It's the biggest event on the festival calendar, but how many of us have actually been able to get hold of a ticket? Glastonbury first timer Will Gore explains his fears, hopes and expectations as he heads off to Worthy Farm...
Research has shown that Gary Glitter is statistically about three million times more likely to headline the Pyramid Stage at Glastonbury, than a normal member of the public is to make it through the wheezing website and actually secure themselves a ticket for the event.
So when my friends persuaded me to join them in trying to book in for this year's festival, I agreed to join the online scrum assuming I'd be safe. Somehow though, much to my horror, we managed to get some tickets, and now, at the age of 31, my Glastonbury debut is fast approaching.
I've been to music festivals before (V, Green Man, Reading, various All Tomorrow's Parties), but Glastonbury is one that I've always been happy to enjoy from the warmth of my living room. It's not all perfect watching via the BBC, of course. You have to put up with an awful lot of Phill Jupitus before getting to the actual music, but it's usually a price worth paying, particularly during a wet and muddy year.

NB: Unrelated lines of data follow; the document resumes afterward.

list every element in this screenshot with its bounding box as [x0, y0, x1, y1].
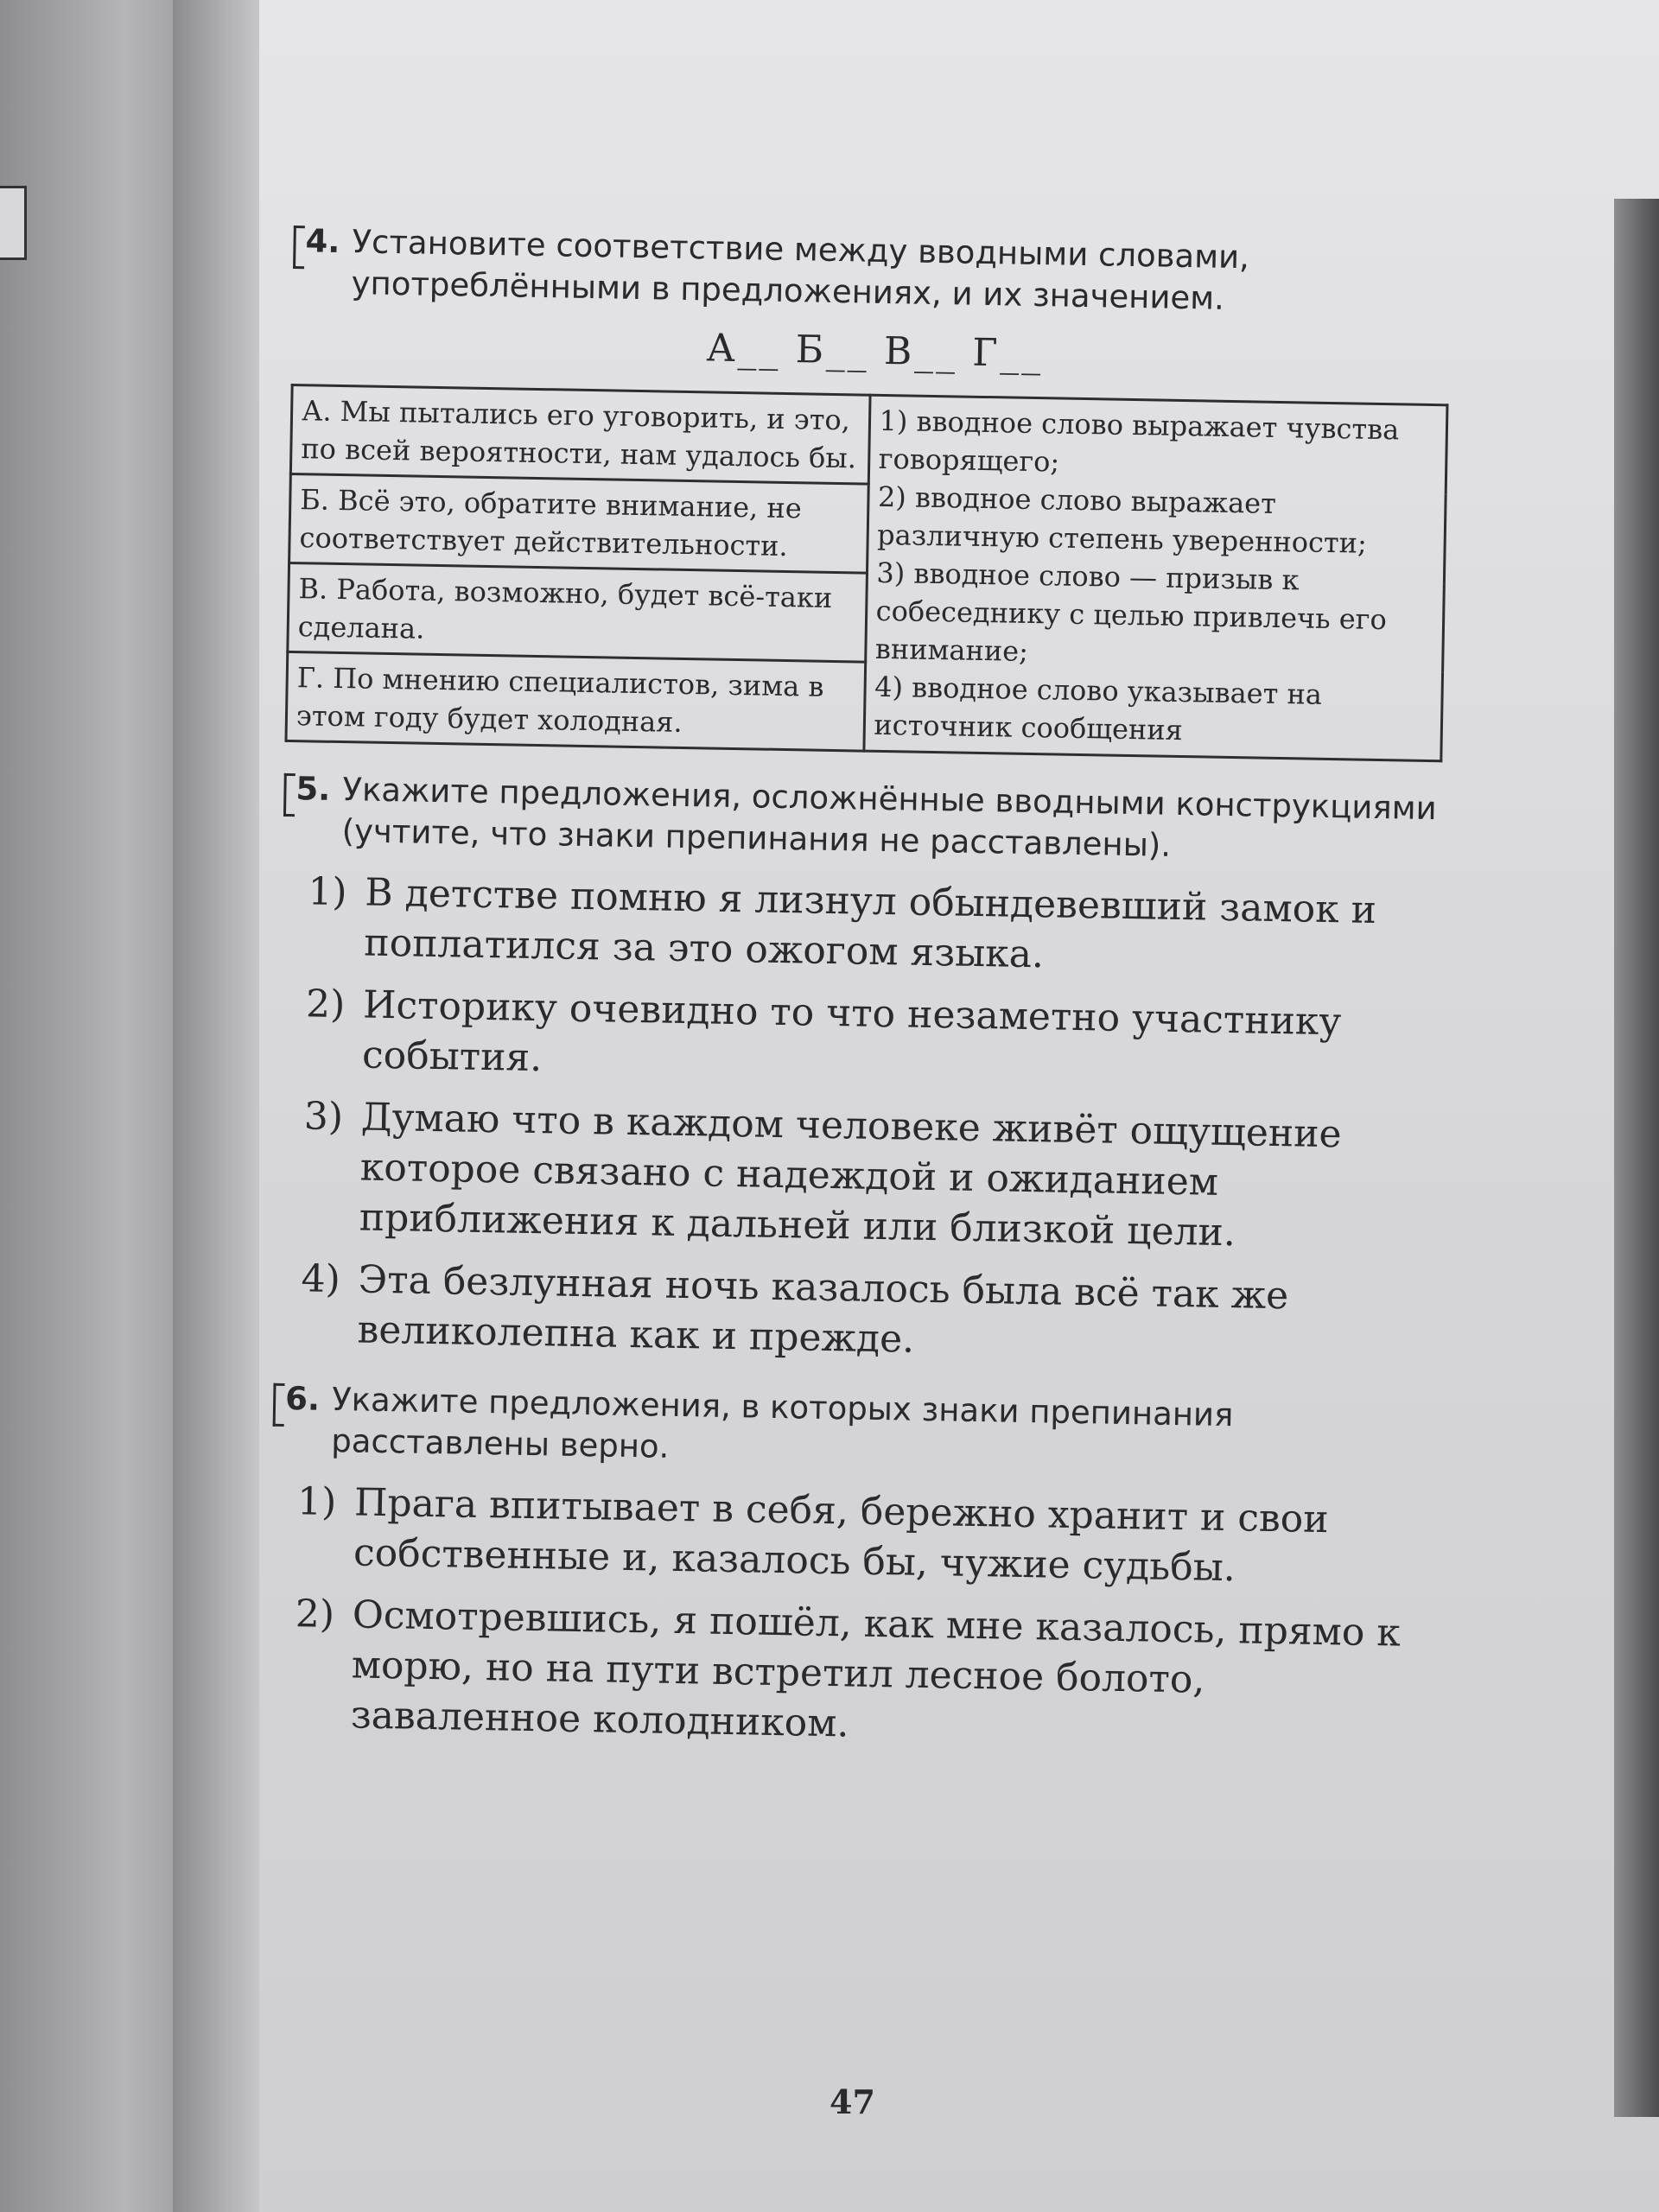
item-text: Эта безлунная ночь казалось была всё так же великолепна как и прежде.: [357, 1257, 1289, 1362]
item-number: 2): [295, 1592, 335, 1637]
task-number: 5.: [283, 768, 343, 810]
sentence-cell: А. Мы пытались его уговорить, и это, по всей вероятности, нам удалось бы.: [290, 385, 869, 484]
item-number: 4): [301, 1256, 341, 1302]
task-6: [267, 1378, 1440, 1759]
item-number: 2): [305, 982, 346, 1027]
matching-table: [284, 384, 1448, 762]
answer-template: А__ Б__ В__ Г__: [706, 326, 1044, 377]
sentence-cell: В. Работа, возможно, будет всё-таки сделана.: [288, 563, 867, 662]
task-5: [274, 768, 1451, 1374]
item-number: 1): [307, 869, 348, 915]
item-number: 3): [303, 1094, 344, 1140]
task-number: 6.: [273, 1378, 333, 1421]
list-item: [305, 979, 1447, 1099]
task-instruction: Укажите предложения, в которых знаки препинания расставлены верно.: [330, 1380, 1234, 1465]
item-text: В детстве помню я лизнул обындевевший замок и поплатился за это ожогом языка.: [363, 870, 1377, 977]
list-item: [293, 1589, 1436, 1759]
task-instruction: Установите соответствие между вводными словами, употреблёнными в предложениях, и их значением.: [351, 223, 1250, 317]
task-instruction: Укажите предложения, осложнённые вводными конструкциями (учтите, что знаки препинания не расставлены).: [341, 771, 1438, 864]
meaning-option: 1) вводное слово выражает чувства говорящего;: [878, 404, 1400, 479]
item-text: Осмотревшись, я пошёл, как мне казалось, прямо к морю, но на пути встретил лесное болото, заваленное колодником.: [350, 1592, 1402, 1746]
list-item: [296, 1477, 1439, 1597]
task-6-header: [272, 1378, 1440, 1482]
task-4: [284, 220, 1459, 762]
list-item: [307, 867, 1449, 987]
item-text: Думаю что в каждом человеке живёт ощущение которое связано с надеждой и ожиданием приближения к дальней или близкой цели.: [359, 1095, 1343, 1255]
list-item: [300, 1254, 1442, 1374]
page-number: 47: [830, 2082, 875, 2121]
meaning-option: 2) вводное слово выражает различную степень уверенности;: [876, 480, 1368, 560]
left-page-task-marker: [0, 186, 27, 260]
task-number: 4.: [293, 220, 353, 263]
list-item: [302, 1091, 1445, 1262]
meaning-option: 4) вводное слово указывает на источник сообщения: [874, 670, 1323, 747]
page-content: [267, 220, 1460, 1783]
task-5-header: [283, 768, 1450, 872]
sentence-cell: Г. По мнению специалистов, зима в этом году будет холодная.: [286, 652, 865, 751]
task-5-items: [300, 867, 1449, 1374]
item-text: Прага впитывает в себя, бережно хранит и свои собственные и, казалось бы, чужие судьбы.: [353, 1480, 1329, 1591]
page-stack-edge: [1614, 199, 1659, 2117]
item-text: Историку очевидно то что незаметно участнику события.: [361, 982, 1342, 1081]
meaning-option: 3) вводное слово — призыв к собеседнику с целью привлечь его внимание;: [874, 556, 1388, 668]
item-number: 1): [296, 1479, 337, 1525]
meanings-cell: [863, 395, 1447, 761]
sentence-cell: Б. Всё это, обратите внимание, не соответствует действительности.: [289, 474, 868, 573]
task-6-items: [293, 1477, 1438, 1759]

This time though I'll be one of the many left to the mercy of the elements, albeit from a glamped-up and hastily blagged pitch in the well-appointed Pop-Up Hotel campsite. If you're one of those Glastonbury regulars who has failed to get a ticket and are a little peeved that an ungrateful arriviste like me is going in your place, then I can only apologise and make a solemn vow to enjoy myself as much as possible.
I'm confident things will all work out OK. It might be tempting fate in a way that Oedipus would have been proud of, but it seems that the weather isn't shaping up too badly. Also, a couple of members of our group will be handy guides as they are both self-confessed Glastonbury bores - the kind of Guardian reading, indie dweebs who think this corner of Somerset is more sacred than Jerusalem and Mecca combined – so I should be in safe hands.
While I'm ignoring their advice to bring a sizeable supply of warm larger and carrots so I can enjoy "the ultimate Glastonbury breakfast" every morning, I am taking up their instruction to not worry too much about the main stages.
Having checked out the line-up, that is absolutely fine by me. Aside from the odd decent band (Nick Cave and the Bad Seeds, Phoenix), the majority of the main programme is pretty underwhelming, from The Rolling Stones dragging themselves onto the stage for another dead-eyed trawl through the hits, to nonsense like Example, Alt-J and Professor Green.
Not even the traditional Sunday afternoon slot, which has previously been filled by legends such as Johnny Cash, Leonard Cohen and Brian Wilson, can come to the rescue. This year it's been taken up by Kenny bloody Rogers.
So I'll be following my buddies' advice and keeping away from those main stages, heading instead to the Park and Acoustic stages, the Shangri-La area, and wherever else I find as I go wandering around the mammoth site. Perhaps I'll be taken in by the spirit of the place and become a Glastonbury bore myself. Stranger things (Gary Glitter headlining the Pyramid Stage?) might happen.